Ibby Rawlins (’22), Sylvie Olmstead (’24) and Micaela Boxer Wachler (’24) work together in the Web Design class to build their website. Web Design is an intro-level art course for upper schoolers where students learn how to code websites in HTML or CSS, apply web aesthetics and practice web programming in the JavaScript language.  (Photo credit: Kelly Lougheed)

Although the computer science electives are separate and different from each other, they do have many elements in common. In each class, students begin with some type of warm up before learning new material. They then participate in an interactive lecture and then the majority of most classes is pair programming, where two students work together to write code on one computer to solve a problem. 

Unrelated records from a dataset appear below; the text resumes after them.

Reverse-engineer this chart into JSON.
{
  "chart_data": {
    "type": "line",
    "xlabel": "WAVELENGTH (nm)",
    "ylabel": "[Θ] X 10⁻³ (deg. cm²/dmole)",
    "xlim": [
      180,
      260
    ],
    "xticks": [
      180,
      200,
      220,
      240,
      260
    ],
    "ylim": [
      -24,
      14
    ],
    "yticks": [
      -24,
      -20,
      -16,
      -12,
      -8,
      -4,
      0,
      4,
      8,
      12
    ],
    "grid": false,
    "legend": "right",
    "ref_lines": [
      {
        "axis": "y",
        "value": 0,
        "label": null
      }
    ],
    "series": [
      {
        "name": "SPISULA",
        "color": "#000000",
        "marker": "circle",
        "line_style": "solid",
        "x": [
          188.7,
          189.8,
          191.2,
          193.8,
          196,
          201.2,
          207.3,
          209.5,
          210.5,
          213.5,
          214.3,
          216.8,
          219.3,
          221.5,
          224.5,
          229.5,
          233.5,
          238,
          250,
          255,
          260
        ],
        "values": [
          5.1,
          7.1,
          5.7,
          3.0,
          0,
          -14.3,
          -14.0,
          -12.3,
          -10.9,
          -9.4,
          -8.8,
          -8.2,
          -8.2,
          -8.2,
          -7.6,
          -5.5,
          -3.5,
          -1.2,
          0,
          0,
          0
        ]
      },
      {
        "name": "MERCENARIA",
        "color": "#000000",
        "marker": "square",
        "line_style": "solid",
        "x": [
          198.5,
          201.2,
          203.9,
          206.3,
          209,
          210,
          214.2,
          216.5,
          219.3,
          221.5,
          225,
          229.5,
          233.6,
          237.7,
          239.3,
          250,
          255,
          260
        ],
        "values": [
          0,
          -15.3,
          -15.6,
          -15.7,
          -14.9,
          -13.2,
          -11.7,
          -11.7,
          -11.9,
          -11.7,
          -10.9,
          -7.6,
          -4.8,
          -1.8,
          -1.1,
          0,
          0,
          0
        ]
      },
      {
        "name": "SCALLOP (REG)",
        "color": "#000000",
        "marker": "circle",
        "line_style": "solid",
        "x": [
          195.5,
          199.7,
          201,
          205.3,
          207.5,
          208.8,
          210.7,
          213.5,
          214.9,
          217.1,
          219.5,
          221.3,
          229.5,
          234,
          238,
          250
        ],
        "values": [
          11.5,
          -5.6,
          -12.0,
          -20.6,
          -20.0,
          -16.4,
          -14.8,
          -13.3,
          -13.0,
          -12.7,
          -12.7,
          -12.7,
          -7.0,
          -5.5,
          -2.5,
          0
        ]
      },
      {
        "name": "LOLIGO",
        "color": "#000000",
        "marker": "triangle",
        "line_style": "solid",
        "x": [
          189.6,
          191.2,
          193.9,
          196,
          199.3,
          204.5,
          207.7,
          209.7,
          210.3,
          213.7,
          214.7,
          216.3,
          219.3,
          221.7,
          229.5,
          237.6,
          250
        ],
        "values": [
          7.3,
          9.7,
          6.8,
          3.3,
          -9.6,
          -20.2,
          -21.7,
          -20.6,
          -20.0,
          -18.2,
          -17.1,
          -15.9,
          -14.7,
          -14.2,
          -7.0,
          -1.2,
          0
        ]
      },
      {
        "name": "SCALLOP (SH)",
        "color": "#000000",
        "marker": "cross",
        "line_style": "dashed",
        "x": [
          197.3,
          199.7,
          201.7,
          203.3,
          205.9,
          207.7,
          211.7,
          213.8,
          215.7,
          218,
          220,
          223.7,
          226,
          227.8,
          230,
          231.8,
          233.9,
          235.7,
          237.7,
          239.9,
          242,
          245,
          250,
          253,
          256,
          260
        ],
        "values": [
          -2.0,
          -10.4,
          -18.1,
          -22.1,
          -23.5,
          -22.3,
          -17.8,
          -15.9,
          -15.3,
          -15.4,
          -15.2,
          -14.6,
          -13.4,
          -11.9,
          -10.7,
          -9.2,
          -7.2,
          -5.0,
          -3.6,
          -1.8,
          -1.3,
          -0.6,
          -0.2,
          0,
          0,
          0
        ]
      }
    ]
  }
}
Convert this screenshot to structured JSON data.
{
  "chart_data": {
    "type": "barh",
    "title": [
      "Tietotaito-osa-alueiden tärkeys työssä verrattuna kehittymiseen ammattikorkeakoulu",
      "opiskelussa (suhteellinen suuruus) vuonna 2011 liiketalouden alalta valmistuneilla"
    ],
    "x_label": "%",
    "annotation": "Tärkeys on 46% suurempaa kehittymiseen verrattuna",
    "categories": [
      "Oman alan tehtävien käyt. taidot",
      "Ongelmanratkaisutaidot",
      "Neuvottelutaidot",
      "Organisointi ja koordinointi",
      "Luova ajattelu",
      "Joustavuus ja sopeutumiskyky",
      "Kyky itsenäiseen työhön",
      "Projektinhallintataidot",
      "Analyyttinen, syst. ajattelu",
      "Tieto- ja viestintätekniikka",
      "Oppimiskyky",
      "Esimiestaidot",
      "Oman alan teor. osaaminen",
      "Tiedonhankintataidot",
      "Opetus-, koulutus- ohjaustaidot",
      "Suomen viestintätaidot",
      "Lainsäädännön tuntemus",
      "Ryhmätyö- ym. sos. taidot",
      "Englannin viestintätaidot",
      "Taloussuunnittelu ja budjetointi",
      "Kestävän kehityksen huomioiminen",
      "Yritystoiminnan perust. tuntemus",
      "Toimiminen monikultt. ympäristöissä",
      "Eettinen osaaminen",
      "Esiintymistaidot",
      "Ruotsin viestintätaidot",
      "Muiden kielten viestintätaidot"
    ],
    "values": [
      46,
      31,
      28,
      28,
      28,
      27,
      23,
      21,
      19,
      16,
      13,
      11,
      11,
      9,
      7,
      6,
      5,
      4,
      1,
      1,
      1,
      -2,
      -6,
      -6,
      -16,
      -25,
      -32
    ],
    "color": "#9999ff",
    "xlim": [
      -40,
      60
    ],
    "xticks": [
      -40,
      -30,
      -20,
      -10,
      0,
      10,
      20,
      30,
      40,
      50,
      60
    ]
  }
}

“It’s really nice having a bunch of a nice variety of projects to work on that use the same skills,” Fenster said. “I just really like the class because I’m able to, in almost all of the labs, tie in something that I’m really interested in to make the lab something that interests me while I’m practicing those new skills.” 

According to Lougheed, one of the reasons students may not have been as involved with computer science in the past is because it can seem “intimidating” at first, but she wants all students to feel like they can participate in computer science and learn to code if they want to. 

“I want to expand the program and get as many students involved as I can, especially people who wouldn’t maybe see themselves as computer science people,” Lougheed said. “I just want to make the field seem open and accessible to everyone.”